Manipulating the Electronic Structure of Graphite Intercalation Compounds for Boosting the Bifunctional Oxygen Catalytic Performance.

Abstract

Developing highly efficient bifunctional catalysts for the oxygen reduction and oxygen evolution reaction (ORR/OER) can open possibilities for future zinc air batteries (ZABs).

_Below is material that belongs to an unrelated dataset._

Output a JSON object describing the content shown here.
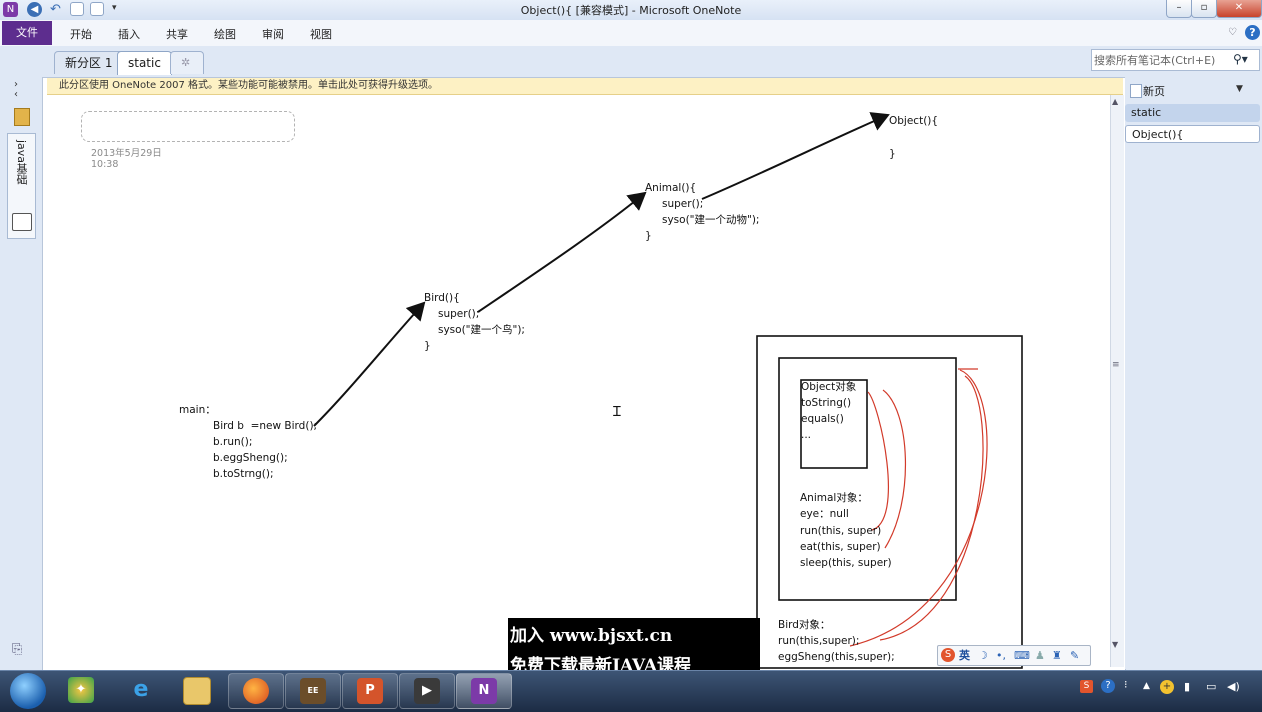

Herein, cost-effective and highly conductive few-layer ferric and nickel chloride co-intercalated graphite intercalation compounds (FeCl3 -NiCl2 -GIC) are designed as bifunctional oxygen catalysts for ZAB. The optimized few-layer FeCl3 -NiCl2 -GIC catalyst exhibits a small overpotential of 276mV at 10mA cm-2 for the OER and achieves a high onset potential of 0.89V for the ORR. The theoretical analysis demonstrates the electron-rich state on the carbon layers of FeCl3 -NiCl2 -GIC during the catalytic process favors the kinetics of electron transfer and lowers the absorption energy barriers for intermediates. Impressively, the ZAB assembled with few-layer FeCl3 -NiCl2 -GIC catalyst displays a 160 h cycling stability and a high energy efficiency of 72.6%. This work also suggests the possibility of utilizing layer electronic structure regulation on graphite intercalation compounds as effective bifunctional catalysts for ZABs.